An organisation which started life as an attempt to build up the life sciences industry in Nottingham is now expanding across the country.
BioCity was launched on Pennyfoot Street in 2003 and has gone on to become one of the biggest concentrations of scientific talent in the UK, with nearly 700 people in a variety of businesses working in fields ranging from drug discovery to patent applications.
Since then, it has launched new ventures in Glasgow and Manchester and a new incubator on Nottingham’s Boots campus aimed at supporting firms working in health, beauty and wellness.
Now, a new building for its expanding tenants is being built alongside the original – a development which BioCity’s boss says is a big opportunity for Nottingham to shout about its strength in a key knowledge industry.
Dr Glenn Crocker, chief executive of BioCity, said:
“We started off in Nottingham and Nottingham is always going to be our headquarters.
“But we have expanded elsewhere and we are still looking at other opportunities,” he added.
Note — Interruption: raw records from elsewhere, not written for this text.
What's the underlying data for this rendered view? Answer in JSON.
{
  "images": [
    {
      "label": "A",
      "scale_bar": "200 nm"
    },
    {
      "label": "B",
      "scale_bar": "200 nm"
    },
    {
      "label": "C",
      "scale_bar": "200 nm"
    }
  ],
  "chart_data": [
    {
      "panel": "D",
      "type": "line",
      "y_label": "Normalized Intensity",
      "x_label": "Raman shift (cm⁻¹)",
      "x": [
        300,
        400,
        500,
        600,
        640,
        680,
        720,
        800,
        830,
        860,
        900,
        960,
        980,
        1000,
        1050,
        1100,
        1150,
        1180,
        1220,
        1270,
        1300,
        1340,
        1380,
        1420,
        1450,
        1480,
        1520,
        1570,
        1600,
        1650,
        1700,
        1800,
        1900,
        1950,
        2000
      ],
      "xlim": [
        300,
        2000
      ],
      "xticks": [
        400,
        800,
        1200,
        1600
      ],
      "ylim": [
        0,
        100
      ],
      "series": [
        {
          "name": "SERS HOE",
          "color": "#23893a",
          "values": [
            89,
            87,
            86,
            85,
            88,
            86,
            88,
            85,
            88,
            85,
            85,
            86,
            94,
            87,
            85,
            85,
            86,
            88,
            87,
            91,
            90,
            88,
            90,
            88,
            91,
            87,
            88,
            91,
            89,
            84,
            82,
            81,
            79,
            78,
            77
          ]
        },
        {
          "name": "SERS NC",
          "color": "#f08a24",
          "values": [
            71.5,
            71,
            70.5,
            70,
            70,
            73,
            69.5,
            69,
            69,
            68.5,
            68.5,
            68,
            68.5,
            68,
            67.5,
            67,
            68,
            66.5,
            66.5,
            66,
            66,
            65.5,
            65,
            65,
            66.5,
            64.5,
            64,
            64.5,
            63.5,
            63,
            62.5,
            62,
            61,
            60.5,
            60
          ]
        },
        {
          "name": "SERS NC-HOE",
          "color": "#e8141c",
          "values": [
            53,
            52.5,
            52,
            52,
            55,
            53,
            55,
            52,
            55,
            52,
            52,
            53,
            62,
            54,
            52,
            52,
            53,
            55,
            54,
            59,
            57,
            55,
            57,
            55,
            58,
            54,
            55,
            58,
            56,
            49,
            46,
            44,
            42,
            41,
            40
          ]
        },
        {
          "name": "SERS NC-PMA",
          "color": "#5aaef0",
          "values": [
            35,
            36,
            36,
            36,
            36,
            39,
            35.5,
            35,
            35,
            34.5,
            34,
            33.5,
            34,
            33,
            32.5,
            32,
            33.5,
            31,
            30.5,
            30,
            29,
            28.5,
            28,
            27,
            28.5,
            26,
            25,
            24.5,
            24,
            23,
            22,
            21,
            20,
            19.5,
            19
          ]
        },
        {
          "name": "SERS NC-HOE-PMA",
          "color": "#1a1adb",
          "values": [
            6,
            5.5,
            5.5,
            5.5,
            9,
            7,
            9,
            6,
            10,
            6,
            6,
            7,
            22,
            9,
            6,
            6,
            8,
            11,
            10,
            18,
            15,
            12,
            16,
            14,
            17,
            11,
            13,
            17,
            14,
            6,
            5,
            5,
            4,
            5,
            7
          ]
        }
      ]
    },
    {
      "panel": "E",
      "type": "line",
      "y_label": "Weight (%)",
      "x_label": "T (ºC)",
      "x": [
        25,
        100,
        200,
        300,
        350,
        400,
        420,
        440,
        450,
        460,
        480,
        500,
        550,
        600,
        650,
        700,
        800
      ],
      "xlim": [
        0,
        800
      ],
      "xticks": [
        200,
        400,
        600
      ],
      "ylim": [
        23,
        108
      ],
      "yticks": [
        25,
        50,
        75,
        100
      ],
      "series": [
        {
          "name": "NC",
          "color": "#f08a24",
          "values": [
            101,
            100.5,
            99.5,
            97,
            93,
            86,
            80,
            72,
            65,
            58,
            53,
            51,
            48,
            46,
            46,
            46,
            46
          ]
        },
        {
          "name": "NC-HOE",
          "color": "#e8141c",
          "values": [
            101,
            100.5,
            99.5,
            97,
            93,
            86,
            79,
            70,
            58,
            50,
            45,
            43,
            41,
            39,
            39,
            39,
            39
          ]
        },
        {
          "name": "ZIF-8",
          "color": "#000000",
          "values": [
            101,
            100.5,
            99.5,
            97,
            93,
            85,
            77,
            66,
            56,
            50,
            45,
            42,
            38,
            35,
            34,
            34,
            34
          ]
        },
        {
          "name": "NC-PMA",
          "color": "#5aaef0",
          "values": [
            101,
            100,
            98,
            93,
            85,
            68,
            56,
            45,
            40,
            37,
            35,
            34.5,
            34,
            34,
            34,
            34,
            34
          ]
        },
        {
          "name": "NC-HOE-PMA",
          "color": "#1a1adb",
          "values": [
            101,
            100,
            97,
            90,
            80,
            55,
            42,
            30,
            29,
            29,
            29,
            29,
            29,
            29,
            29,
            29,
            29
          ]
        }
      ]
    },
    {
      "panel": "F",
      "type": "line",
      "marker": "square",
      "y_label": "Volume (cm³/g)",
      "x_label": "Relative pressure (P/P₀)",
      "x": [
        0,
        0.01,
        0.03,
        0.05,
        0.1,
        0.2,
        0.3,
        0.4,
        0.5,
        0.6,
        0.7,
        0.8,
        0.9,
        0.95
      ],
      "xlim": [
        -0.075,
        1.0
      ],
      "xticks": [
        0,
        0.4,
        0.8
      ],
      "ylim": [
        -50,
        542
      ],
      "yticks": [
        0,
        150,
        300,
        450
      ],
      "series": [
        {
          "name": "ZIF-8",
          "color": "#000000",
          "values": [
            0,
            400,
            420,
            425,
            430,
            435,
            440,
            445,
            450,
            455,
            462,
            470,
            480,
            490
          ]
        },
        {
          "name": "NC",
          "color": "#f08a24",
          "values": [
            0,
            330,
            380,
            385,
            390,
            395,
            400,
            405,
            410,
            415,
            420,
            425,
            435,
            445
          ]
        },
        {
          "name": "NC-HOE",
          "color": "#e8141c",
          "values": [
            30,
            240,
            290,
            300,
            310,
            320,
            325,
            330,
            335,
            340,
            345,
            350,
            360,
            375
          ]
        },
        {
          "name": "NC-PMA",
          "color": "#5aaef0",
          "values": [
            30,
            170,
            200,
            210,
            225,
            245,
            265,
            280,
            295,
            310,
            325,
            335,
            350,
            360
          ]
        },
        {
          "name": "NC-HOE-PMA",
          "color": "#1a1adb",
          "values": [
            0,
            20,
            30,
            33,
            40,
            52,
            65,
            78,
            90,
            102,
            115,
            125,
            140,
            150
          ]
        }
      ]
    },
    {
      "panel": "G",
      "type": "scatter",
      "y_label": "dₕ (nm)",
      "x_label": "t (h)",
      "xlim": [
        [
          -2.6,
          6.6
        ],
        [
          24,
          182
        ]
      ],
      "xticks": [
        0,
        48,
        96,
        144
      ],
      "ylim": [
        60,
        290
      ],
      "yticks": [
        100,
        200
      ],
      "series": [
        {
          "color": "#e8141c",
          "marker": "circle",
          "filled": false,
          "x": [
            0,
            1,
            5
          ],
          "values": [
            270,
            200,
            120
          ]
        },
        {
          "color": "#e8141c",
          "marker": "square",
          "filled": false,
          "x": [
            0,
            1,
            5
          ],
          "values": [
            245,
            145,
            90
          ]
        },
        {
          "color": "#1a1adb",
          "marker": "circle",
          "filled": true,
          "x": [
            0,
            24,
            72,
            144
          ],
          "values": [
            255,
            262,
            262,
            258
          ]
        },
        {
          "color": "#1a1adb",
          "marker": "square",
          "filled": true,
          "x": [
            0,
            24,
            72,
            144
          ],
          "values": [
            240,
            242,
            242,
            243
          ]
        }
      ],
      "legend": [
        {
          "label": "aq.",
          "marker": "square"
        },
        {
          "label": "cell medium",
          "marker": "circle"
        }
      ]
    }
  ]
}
“Nottingham has been a real success story for us, and what we have seen since then is a new facility in Scotland, the launch of MediCity at the Boots site here in Nottingham, and the BioHub at Alderly Park near Manchester.
“Manchester is going great guns and it’s going to be very important for us, particularly with the new £5 million investment fund.
“But we are still looking at other areas, and that is a question of places where there is demand, which is obviously around Oxford and Cambridge, and of a supply of facilities at the right price.
”We’ve got a few irons in the fire for our next move but we’re in no rush.”
While the firms it hosts in Nottingham employ several hundred people, BioCity itself has around 30 staff.
Mr Crocker says it will need to expand its team to cope with growth.
BioCity has expanded during a period when big pharmaceutical companies have been reducing there own research facilities and outsourcing the world to smaller specialist firms – known as contract research organisations (CROs).
BioCity has a significant number of CROs and other related niche scientific businesses, with the two buildings at its Pennyfoot Street site in Nottingham now nearly full and some of its tenants needing to expand further.
A new five-storey building for lifesciences is going to be built alongside BioCity on the corner of Huntingdon Street. The building is being funded by Nottingham City Council with support from D2N2, the local enterprise partnership.
The building will ultimately be home to another 200 people and Mr Crocker says its development gives Nottingham a major opportunity to flag up its status as a centre for high-tech skills.
He said:
“The new building is going to stand out and be something people will really notice. It is a massive statement about the strength of the industry and something which we should really be shouting about.
“In my view it is going to transform the area because when you put it together with BioCity you are going to have the best part of 1,000 people working in the same industry in the same area.”